Обряд довольно однообразен, и в какой-то момент Закутаров понял, что хватит: обычай изучен достаточно хорошо, и дальше уже неинтересно… Различия, конечно, были, но, зная, кто умер, всегда можно было предположить, как будут организованы похороны, кто будет присутствовать и кто встанет фотографироваться, — в зависимости от возраста и социального положения покойника и его родственников все различия укладывались в четыре-пять вариантов. Всегда можно было предположить и как люди будут вести себя на поминках: кто-то будет сидеть, отрешенно и горестно глядя перед собой, кто-то, поднявшись с рюмкой в руке, начнет длинную речь, а кто-то просто упьется вусмерть. Впрочем, на поминки Закутаров никогда не оставался, и его, робко пригласив, никогда не неволили, знали, что не пьет человек, а так сидеть за столом — только место просиживать.
В конце концов Закутаров вообще решил уступить похоронный бизнес кому-нибудь из фотоартельских коллег-конкурентов — знал, что желающие найдутся, все-таки заработок. (Сам он никогда не называл цену за эти свои снимки и с благодарностью брал, сколько давали, даже нищенские копейки; если бы он совсем не брал, люди могли обидеться: «Или, мой Олежек, мы хуже других?» Впрочем, все «похоронные деньги» он всегда отдавал бомжам на северопрыжском вокзале — пусть погудят «на помин души».)
Но отказаться, отвернуться, закрыться он мог только от того, что еще не было отснято: мог сказать, что больше похороны не снимает, и отправить заказчика к кому-нибудь из коллег. Это его право. Пока ты не посмотрел на объект сквозь рамку видоискателя, он как бы и не существует для тебя, — у тебя нет перед ним обязательств, и о нем можно не думать. Но полсотни-то уже отснятых похоронных пленок остаются с тобой, и освободиться от них ты не можешь: десятки покойников разных возрастов и обличий, сотни живых лиц — печальных, равнодушных, ослепших от горя, рабски покорных, самодовольно надутых, мужчин, женщин, детей, стариков и старух — иногда казалось, что вся Россия сгрудилась у гроба (даже собаки и кошки на периферии кадра, даже морды домашней скотины, выглядывающие из темных недр хлева), — и все они теперь принадлежат тебе: щелкнув затвором своего «Никона», ты изъял их из реальности и переместил в свой художественный мир, и теперь должен о них позаботиться. Навеки упокоить усопших. Дать новую жизнь живым, которые смотрят на тебя из небытия и ждут своей участи.

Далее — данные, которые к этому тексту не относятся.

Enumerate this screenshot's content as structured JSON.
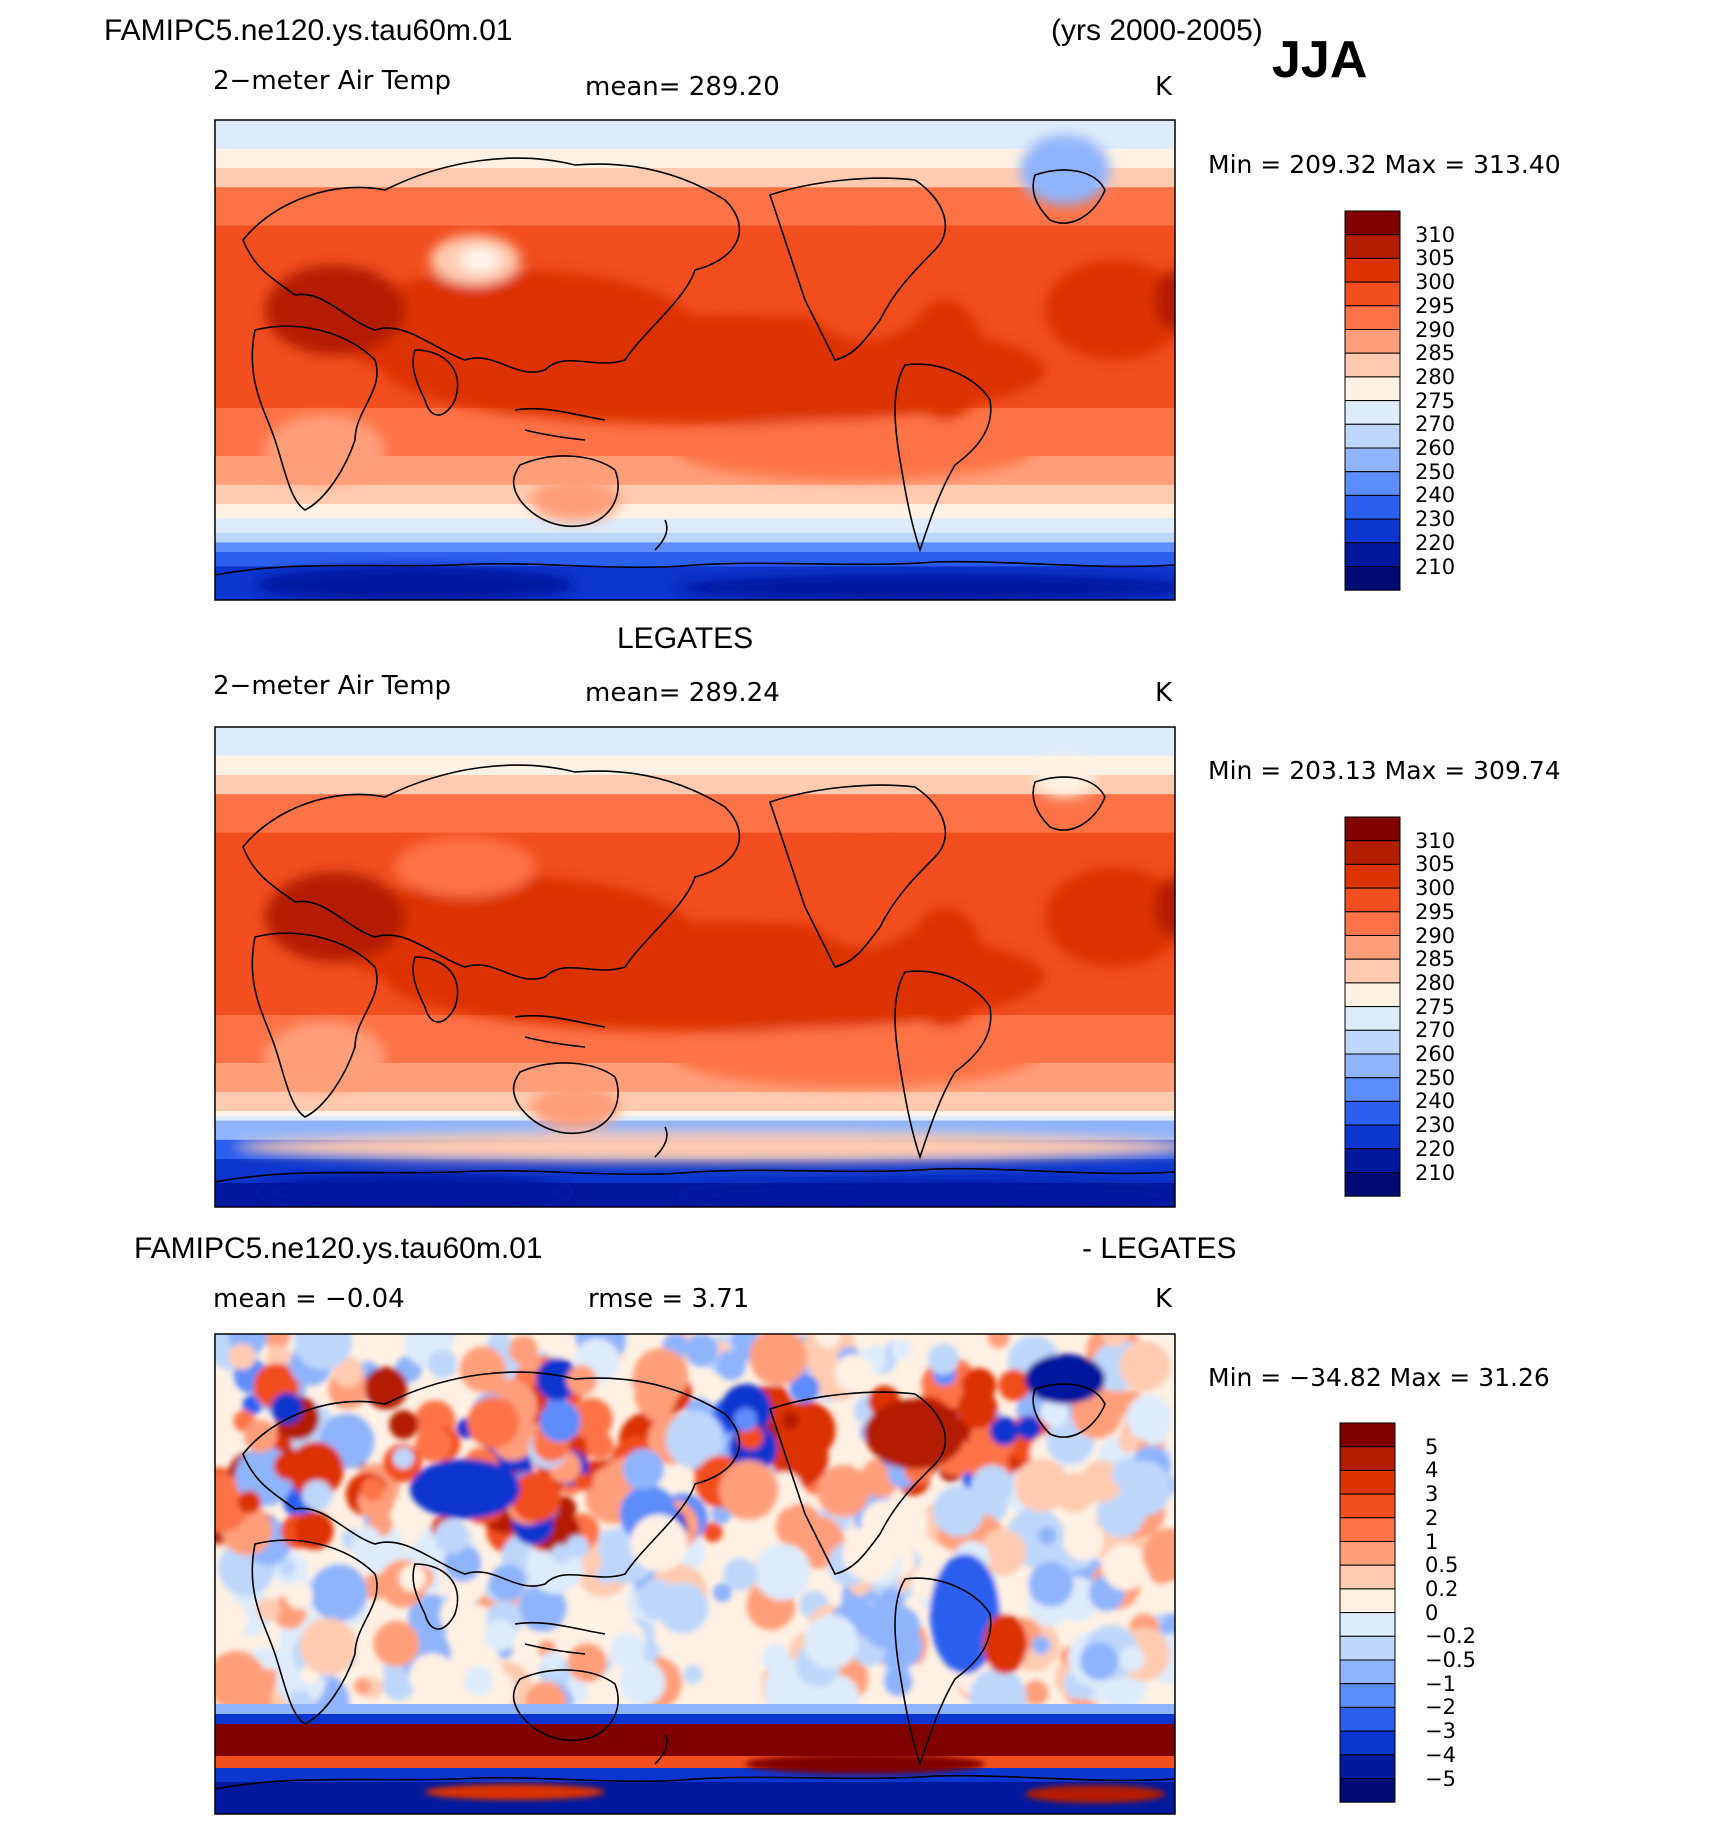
{
  "header": {
    "case_name": "FAMIPC5.ne120.ys.tau60m.01",
    "years": "(yrs 2000-2005)",
    "season": "JJA"
  },
  "panels": [
    {
      "id": "model",
      "title": "",
      "variable": "2−meter Air Temp",
      "stat_text": "mean=  289.20",
      "units": "K",
      "minmax_text": "Min  =  209.32  Max  =  313.40",
      "colorbar_labels": [
        "310",
        "305",
        "300",
        "295",
        "290",
        "285",
        "280",
        "275",
        "270",
        "260",
        "250",
        "240",
        "230",
        "220",
        "210"
      ]
    },
    {
      "id": "obs",
      "title": "LEGATES",
      "variable": "2−meter Air Temp",
      "stat_text": "mean=  289.24",
      "units": "K",
      "minmax_text": "Min  =  203.13  Max  =  309.74",
      "colorbar_labels": [
        "310",
        "305",
        "300",
        "295",
        "290",
        "285",
        "280",
        "275",
        "270",
        "260",
        "250",
        "240",
        "230",
        "220",
        "210"
      ]
    },
    {
      "id": "diff",
      "title": "FAMIPC5.ne120.ys.tau60m.01",
      "title_right": "- LEGATES",
      "variable": "mean  =    −0.04",
      "stat_text": "rmse  =      3.71",
      "units": "K",
      "minmax_text": "Min  =  −34.82  Max  =    31.26",
      "colorbar_labels": [
        "5",
        "4",
        "3",
        "2",
        "1",
        "0.5",
        "0.2",
        "0",
        "−0.2",
        "−0.5",
        "−1",
        "−2",
        "−3",
        "−4",
        "−5"
      ]
    }
  ],
  "colors": {
    "temp_scale": [
      "#800000",
      "#b31d00",
      "#dc3300",
      "#f24e1f",
      "#fd7347",
      "#ff9f7a",
      "#ffcbb0",
      "#fff1e3",
      "#deebfa",
      "#bdd7fb",
      "#8fb4fc",
      "#5d8cfb",
      "#2b5ff0",
      "#0c36cf",
      "#03199d",
      "#000a70"
    ],
    "diff_scale": [
      "#800000",
      "#b31d00",
      "#dc3300",
      "#f24e1f",
      "#fd7347",
      "#ff9f7a",
      "#ffcbb0",
      "#fff1e3",
      "#deebfa",
      "#bdd7fb",
      "#8fb4fc",
      "#5d8cfb",
      "#2b5ff0",
      "#0c36cf",
      "#03199d",
      "#000a70"
    ],
    "coastline": "#000000"
  }
}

Он знал, что надо делать. Лучшими были такие снимки, на которых группа провожающих оказывалась связана напряжением единого психологического сюжета, этакие жанровые сцены с выраженными характерами и угадывавшимися семейными взаимоотношениями, — такие фото можно и нужно увеличить до максимального выставочного размера. Десять — пятнадцать таких листов с честью займут целую стену любой фотовыставки (а один, самый выразительный снимок так и вообще надо сделать метр на два и поместить в центр). Остальные тридцать или сорок снимков можно сильно не увеличивать (достаточно, скажем, 9x12, как и хранятся они в сельских семьях) и дать все тут же, на той же стене вразброс между большими листами…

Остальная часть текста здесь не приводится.